Flaunt your wealth, or “falling stars,” has become an online craze in China. Posing in bizarre situations as if tripping from their luxury cars, rich kids are jostling to be photographed surrounded by their money, designer brands and jewelry.
As an analogy of the broader economy, it has merit.
Official data points to a distinct “stumble,” real or imagined, in a number of key areas. In September, profit growth at China’s industrial companies dipped for the fifth consecutive month.
The slowdown was in line with numbers released last week which showed factory output increased at its “weakest pace” in two years.
“If the Chinese economy continues to weaken, the corporate sector could face heavier pressure in terms of profit-making performance,” Huang Wentao, an analyst at the investment bank and brokerage, China Securities, said.
Last month, corporate profits did edge 4.1% higher to 545.5 billion yuan ($78.57 billion) from the same period a year earlier.
But that was less than half of August’s growth, figures released by the National Statistics Bureau showed at the weekend.
Already there are concerns that deteriorating corporate profits will eventually put pressure on jobs while slamming the brakes on consumer spending.
“Earnings in September were mainly pressured by a greater slowdown in production, and sales and declining price growth,” He Ping, a senior official at the NSB, said in a statement.
Similar to “flaunt your wealth,” there have been trips, slips and blips along an increasingly dangerous economic road, dotted with a myriad of hazards, such as rising trade tensions between China and the United States.
Fallout from President Xi Jinping’s credit crunch has also dragged down growth along with a tumbling renminbi.
Again, these are the ramifications of disappointing data. Last week, the numbers showed the economy in the third quarter expanded at the weakest rate since the Great Recession in 2009.
Moreover, mainland markets have been sucked into this vortex with each statistical stumble.
Nearly US$3 trillion has been wiped off the Shanghai Composite Index in the past nine months and $1.1 trillion in Shenzhen.
Bearing the brunt of the turmoil has been an army of 150 million individual investors, despite the People’s Bank of China pumping billions of dollars of liquidity into the markets.
On Monday, Shanghai and Shenzhen dropped by more than 2% as economic jitters persisted.
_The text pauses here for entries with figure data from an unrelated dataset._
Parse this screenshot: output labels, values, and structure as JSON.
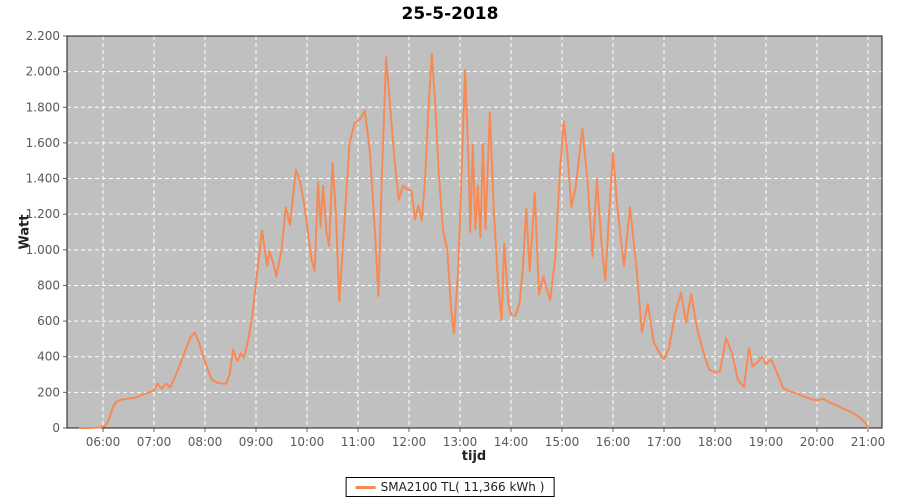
{
  "colors": {
    "series": "#f78a54",
    "plot_background": "#c0c0c0",
    "grid": "#ffffff",
    "plot_border": "#1a1a1a",
    "tick": "#666666"
  },
  "legend": {
    "label": "SMA2100 TL( 11,366 kWh )"
  },
  "chart_data": {
    "type": "line",
    "title": "25-5-2018",
    "xlabel": "tijd",
    "ylabel": "Watt",
    "ylim": [
      0,
      2200
    ],
    "x_range_hours": [
      5.29,
      21.27
    ],
    "grid": true,
    "grid_style": "white dashed on gray plot",
    "legend_position": "bottom-center",
    "y_ticks": [
      "0",
      "200",
      "400",
      "600",
      "800",
      "1.000",
      "1.200",
      "1.400",
      "1.600",
      "1.800",
      "2.000",
      "2.200"
    ],
    "y_tick_values": [
      0,
      200,
      400,
      600,
      800,
      1000,
      1200,
      1400,
      1600,
      1800,
      2000,
      2200
    ],
    "x_ticks": [
      "06:00",
      "07:00",
      "08:00",
      "09:00",
      "10:00",
      "11:00",
      "12:00",
      "13:00",
      "14:00",
      "15:00",
      "16:00",
      "17:00",
      "18:00",
      "19:00",
      "20:00",
      "21:00"
    ],
    "series": [
      {
        "name": "SMA2100 TL( 11,366 kWh )",
        "unit": "Watt",
        "points": [
          [
            "05:33",
            0
          ],
          [
            "05:45",
            0
          ],
          [
            "05:57",
            3
          ],
          [
            "06:03",
            12
          ],
          [
            "06:08",
            60
          ],
          [
            "06:12",
            120
          ],
          [
            "06:16",
            150
          ],
          [
            "06:22",
            160
          ],
          [
            "06:30",
            165
          ],
          [
            "06:38",
            170
          ],
          [
            "06:46",
            185
          ],
          [
            "06:54",
            200
          ],
          [
            "07:00",
            210
          ],
          [
            "07:04",
            250
          ],
          [
            "07:09",
            220
          ],
          [
            "07:14",
            250
          ],
          [
            "07:19",
            228
          ],
          [
            "07:25",
            290
          ],
          [
            "07:31",
            360
          ],
          [
            "07:37",
            440
          ],
          [
            "07:43",
            510
          ],
          [
            "07:48",
            535
          ],
          [
            "07:53",
            480
          ],
          [
            "07:58",
            400
          ],
          [
            "08:03",
            330
          ],
          [
            "08:08",
            270
          ],
          [
            "08:14",
            255
          ],
          [
            "08:20",
            250
          ],
          [
            "08:25",
            248
          ],
          [
            "08:29",
            300
          ],
          [
            "08:33",
            440
          ],
          [
            "08:38",
            375
          ],
          [
            "08:42",
            420
          ],
          [
            "08:46",
            395
          ],
          [
            "08:52",
            520
          ],
          [
            "08:57",
            680
          ],
          [
            "09:02",
            900
          ],
          [
            "09:07",
            1110
          ],
          [
            "09:13",
            910
          ],
          [
            "09:16",
            990
          ],
          [
            "09:20",
            930
          ],
          [
            "09:24",
            850
          ],
          [
            "09:30",
            1000
          ],
          [
            "09:35",
            1240
          ],
          [
            "09:40",
            1140
          ],
          [
            "09:47",
            1450
          ],
          [
            "09:52",
            1380
          ],
          [
            "09:57",
            1250
          ],
          [
            "10:01",
            1100
          ],
          [
            "10:05",
            950
          ],
          [
            "10:09",
            880
          ],
          [
            "10:13",
            1380
          ],
          [
            "10:16",
            1130
          ],
          [
            "10:19",
            1360
          ],
          [
            "10:23",
            1100
          ],
          [
            "10:26",
            1020
          ],
          [
            "10:30",
            1490
          ],
          [
            "10:34",
            1200
          ],
          [
            "10:38",
            710
          ],
          [
            "10:44",
            1150
          ],
          [
            "10:50",
            1600
          ],
          [
            "10:56",
            1710
          ],
          [
            "11:02",
            1730
          ],
          [
            "11:08",
            1780
          ],
          [
            "11:14",
            1550
          ],
          [
            "11:20",
            1100
          ],
          [
            "11:24",
            740
          ],
          [
            "11:28",
            1400
          ],
          [
            "11:33",
            2080
          ],
          [
            "11:38",
            1800
          ],
          [
            "11:43",
            1500
          ],
          [
            "11:48",
            1280
          ],
          [
            "11:53",
            1360
          ],
          [
            "11:58",
            1340
          ],
          [
            "12:03",
            1330
          ],
          [
            "12:07",
            1170
          ],
          [
            "12:11",
            1250
          ],
          [
            "12:15",
            1165
          ],
          [
            "12:19",
            1400
          ],
          [
            "12:23",
            1800
          ],
          [
            "12:27",
            2100
          ],
          [
            "12:31",
            1800
          ],
          [
            "12:35",
            1430
          ],
          [
            "12:40",
            1110
          ],
          [
            "12:45",
            1000
          ],
          [
            "12:50",
            640
          ],
          [
            "12:53",
            530
          ],
          [
            "12:58",
            900
          ],
          [
            "13:03",
            1600
          ],
          [
            "13:06",
            2010
          ],
          [
            "13:10",
            1500
          ],
          [
            "13:12",
            1100
          ],
          [
            "13:15",
            1590
          ],
          [
            "13:18",
            1115
          ],
          [
            "13:21",
            1360
          ],
          [
            "13:24",
            1070
          ],
          [
            "13:27",
            1595
          ],
          [
            "13:30",
            1115
          ],
          [
            "13:35",
            1770
          ],
          [
            "13:40",
            1200
          ],
          [
            "13:45",
            800
          ],
          [
            "13:49",
            605
          ],
          [
            "13:52",
            1035
          ],
          [
            "13:57",
            700
          ],
          [
            "14:00",
            635
          ],
          [
            "14:05",
            630
          ],
          [
            "14:10",
            700
          ],
          [
            "14:14",
            900
          ],
          [
            "14:18",
            1230
          ],
          [
            "14:22",
            880
          ],
          [
            "14:28",
            1320
          ],
          [
            "14:33",
            750
          ],
          [
            "14:38",
            850
          ],
          [
            "14:42",
            780
          ],
          [
            "14:46",
            720
          ],
          [
            "14:52",
            950
          ],
          [
            "14:57",
            1400
          ],
          [
            "15:02",
            1720
          ],
          [
            "15:06",
            1560
          ],
          [
            "15:11",
            1240
          ],
          [
            "15:16",
            1350
          ],
          [
            "15:24",
            1680
          ],
          [
            "15:30",
            1390
          ],
          [
            "15:36",
            965
          ],
          [
            "15:41",
            1395
          ],
          [
            "15:47",
            1000
          ],
          [
            "15:51",
            825
          ],
          [
            "15:56",
            1250
          ],
          [
            "16:00",
            1540
          ],
          [
            "16:05",
            1250
          ],
          [
            "16:09",
            1070
          ],
          [
            "16:13",
            910
          ],
          [
            "16:20",
            1240
          ],
          [
            "16:28",
            880
          ],
          [
            "16:34",
            537
          ],
          [
            "16:41",
            695
          ],
          [
            "16:48",
            480
          ],
          [
            "16:56",
            410
          ],
          [
            "17:00",
            387
          ],
          [
            "17:06",
            450
          ],
          [
            "17:13",
            640
          ],
          [
            "17:20",
            760
          ],
          [
            "17:26",
            590
          ],
          [
            "17:32",
            750
          ],
          [
            "17:39",
            560
          ],
          [
            "17:46",
            430
          ],
          [
            "17:53",
            330
          ],
          [
            "18:00",
            310
          ],
          [
            "18:06",
            320
          ],
          [
            "18:13",
            505
          ],
          [
            "18:20",
            420
          ],
          [
            "18:27",
            270
          ],
          [
            "18:34",
            230
          ],
          [
            "18:40",
            450
          ],
          [
            "18:44",
            345
          ],
          [
            "18:50",
            370
          ],
          [
            "18:55",
            400
          ],
          [
            "19:00",
            360
          ],
          [
            "19:06",
            385
          ],
          [
            "19:12",
            320
          ],
          [
            "19:20",
            225
          ],
          [
            "19:28",
            205
          ],
          [
            "19:36",
            195
          ],
          [
            "19:45",
            175
          ],
          [
            "19:53",
            163
          ],
          [
            "20:00",
            155
          ],
          [
            "20:07",
            165
          ],
          [
            "20:14",
            145
          ],
          [
            "20:22",
            130
          ],
          [
            "20:30",
            110
          ],
          [
            "20:40",
            90
          ],
          [
            "20:50",
            60
          ],
          [
            "20:57",
            30
          ],
          [
            "21:00",
            0
          ]
        ]
      }
    ]
  }
}
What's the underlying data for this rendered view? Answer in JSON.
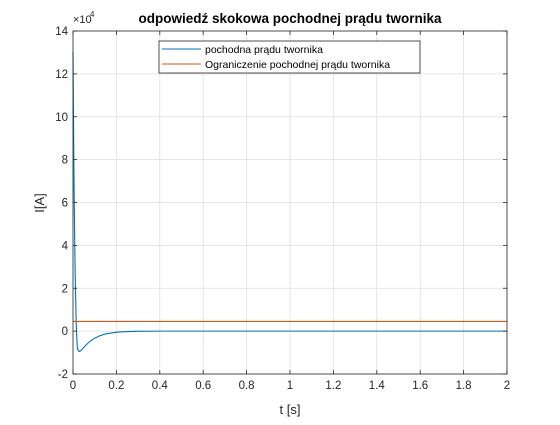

“Amid trade headwinds and domestic uncertainties, China’s economic growth [could] slow to 6.4% year-on-year in the fourth quarter,” economists at Citibank projected in a report.
“As lagging indicators, overall industrial revenue and profit should continue to soften accordingly,” they added.
Ironically, like the “flaunt your wealth” challenge, the broader economy could be in for a few more spills and chills before the end of the year.